Paralisi emotiva e iperconnessione
Questa capacità degli algoritmi crea un’iperconnessione che, paradossalmente, isola. Chi ne è vittima fatica a distinguere tra informazione utile e sovraccarico di notizie tossiche. Per i più giovani, vivere immersi in questo caos digitale produce un senso di paralisi, una difficoltà a reagire di fronte a problemi di portata globale. Di conseguenza cresce la sensazione di impotenza, che si somma allo stress quotidiano e mina il benessere psicologico.
Strategie e metodi per uscire dal ciclio negativo del doomscrolling
Esperti di salute mentale propongono diversi metodi per frenare il doomscrolling e recuperare equilibrio. Una regola diffusa riguarda limitare l’uso dei social a due momenti della giornata, con durata massima di quindici minuti; inoltre si consiglia di disattivare notifiche per evitare distrazioni continue e impostare sul telefono una scala di grigi, diminuendo così l’attrattiva visiva. Judson Brewer suggerisce anche di sostituire la scrollata automatica con attività intese, come camminare o meditare. In questi momenti si invita a osservare in modo consapevole l’impulso a prendere lo smartphone, riconoscere la tensione interna e scegliere un’azione differente.
App e ricostruzione dei legami reali
App come Miracle of Mind si diffondono per aiutare gli utenti a monitorare il tempo tracciato online, facilitando scelte più sane. Crystal Park dell’Università del Connecticut mette l’accento sulla necessità di ricostruire legami autentici fuori dal mondo digitale, incentivando lo sport e il contatto con la natura. Questi contatti con la realtà contribuiscono a dare senso e significato all’esistenza, fornendo risposte concrete e meno ambigue rispetto al caos delle notizie online.
Il rapporto fragile dei giovani con la tecnologia e il senso di futuro incerto
I giovani vivono un periodo di forti incertezze. Le sfide climatiche, occupazionali e sociali li spingono a cercare rassicurazioni digitali, che però in molti casi riflettono solo paura e angoscia. Crystal Park nota come i social spesso offrano un’apparente sensazione di controllo, che però è illusoria. Il futuro percepito come imprevedibile amplifica questa ricerca, innescando dinamiche che possono implodere emotivamente.

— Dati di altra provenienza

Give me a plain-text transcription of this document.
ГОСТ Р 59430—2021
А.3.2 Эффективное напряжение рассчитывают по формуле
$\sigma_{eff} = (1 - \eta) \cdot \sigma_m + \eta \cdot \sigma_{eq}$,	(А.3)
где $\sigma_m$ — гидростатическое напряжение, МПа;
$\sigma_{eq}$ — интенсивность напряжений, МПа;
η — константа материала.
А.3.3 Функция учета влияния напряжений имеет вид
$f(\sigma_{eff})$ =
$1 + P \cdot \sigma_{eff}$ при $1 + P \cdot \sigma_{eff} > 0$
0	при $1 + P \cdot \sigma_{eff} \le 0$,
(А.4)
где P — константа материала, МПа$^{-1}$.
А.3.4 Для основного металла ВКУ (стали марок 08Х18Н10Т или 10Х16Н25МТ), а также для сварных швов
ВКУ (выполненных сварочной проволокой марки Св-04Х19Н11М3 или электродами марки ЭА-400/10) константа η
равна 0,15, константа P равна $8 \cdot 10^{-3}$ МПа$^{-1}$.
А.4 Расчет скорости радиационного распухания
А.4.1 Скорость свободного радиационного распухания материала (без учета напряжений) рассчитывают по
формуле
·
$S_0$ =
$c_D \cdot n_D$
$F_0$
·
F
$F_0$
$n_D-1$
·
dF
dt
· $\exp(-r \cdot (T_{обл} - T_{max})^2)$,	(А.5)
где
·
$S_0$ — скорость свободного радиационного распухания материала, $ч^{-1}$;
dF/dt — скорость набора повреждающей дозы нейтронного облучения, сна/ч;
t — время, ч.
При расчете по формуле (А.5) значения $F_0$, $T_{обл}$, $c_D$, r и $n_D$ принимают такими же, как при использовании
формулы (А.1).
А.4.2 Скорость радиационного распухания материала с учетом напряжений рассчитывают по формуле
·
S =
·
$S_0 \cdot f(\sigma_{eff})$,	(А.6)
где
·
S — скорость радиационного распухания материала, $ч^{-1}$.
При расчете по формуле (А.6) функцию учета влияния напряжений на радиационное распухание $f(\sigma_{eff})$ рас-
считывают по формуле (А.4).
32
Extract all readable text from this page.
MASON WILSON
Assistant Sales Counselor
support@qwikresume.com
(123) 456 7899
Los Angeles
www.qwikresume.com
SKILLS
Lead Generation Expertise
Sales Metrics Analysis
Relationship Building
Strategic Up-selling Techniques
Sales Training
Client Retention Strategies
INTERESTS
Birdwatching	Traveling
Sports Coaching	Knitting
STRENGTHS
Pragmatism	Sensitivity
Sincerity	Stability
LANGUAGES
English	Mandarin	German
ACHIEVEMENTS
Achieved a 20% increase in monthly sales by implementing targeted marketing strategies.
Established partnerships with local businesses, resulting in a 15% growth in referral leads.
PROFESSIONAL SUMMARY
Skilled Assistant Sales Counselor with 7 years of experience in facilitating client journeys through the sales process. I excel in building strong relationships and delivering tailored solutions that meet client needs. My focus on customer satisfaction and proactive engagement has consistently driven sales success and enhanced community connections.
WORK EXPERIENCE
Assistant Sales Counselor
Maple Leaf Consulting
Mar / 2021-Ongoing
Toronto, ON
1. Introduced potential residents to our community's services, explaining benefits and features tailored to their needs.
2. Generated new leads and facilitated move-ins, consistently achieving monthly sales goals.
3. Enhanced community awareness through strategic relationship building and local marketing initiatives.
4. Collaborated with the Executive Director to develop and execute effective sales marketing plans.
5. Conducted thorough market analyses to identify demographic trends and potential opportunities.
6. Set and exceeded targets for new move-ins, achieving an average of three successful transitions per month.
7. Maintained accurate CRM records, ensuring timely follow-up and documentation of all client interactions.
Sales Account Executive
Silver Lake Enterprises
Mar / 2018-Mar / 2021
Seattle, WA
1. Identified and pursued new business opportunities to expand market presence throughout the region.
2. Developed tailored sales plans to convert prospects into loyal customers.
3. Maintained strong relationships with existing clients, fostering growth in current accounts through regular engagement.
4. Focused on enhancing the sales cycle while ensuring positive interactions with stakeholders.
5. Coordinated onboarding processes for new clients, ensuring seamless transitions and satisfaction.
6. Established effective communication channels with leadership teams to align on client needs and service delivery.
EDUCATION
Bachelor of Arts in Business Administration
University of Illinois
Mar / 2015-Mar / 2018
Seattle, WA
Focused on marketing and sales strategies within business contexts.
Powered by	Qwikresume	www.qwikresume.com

La sfida principale riguarda il modo di usare la tecnologia senza lasciarsi sopraffare. Non si tratta di demonizzare i mezzi digitali, ma di imparare a gestirli con consapevolezza e intenzionalità. Per molti, trovare un equilibrio tra esperienze reali e tempo speso online può aiutare a ricostruire autostima e un senso di controllo autentico. L’obiettivo è trasformare un rapporto dannoso in una risorsa, per affrontare il presente e il futuro con strumenti più solidi e meno stressanti.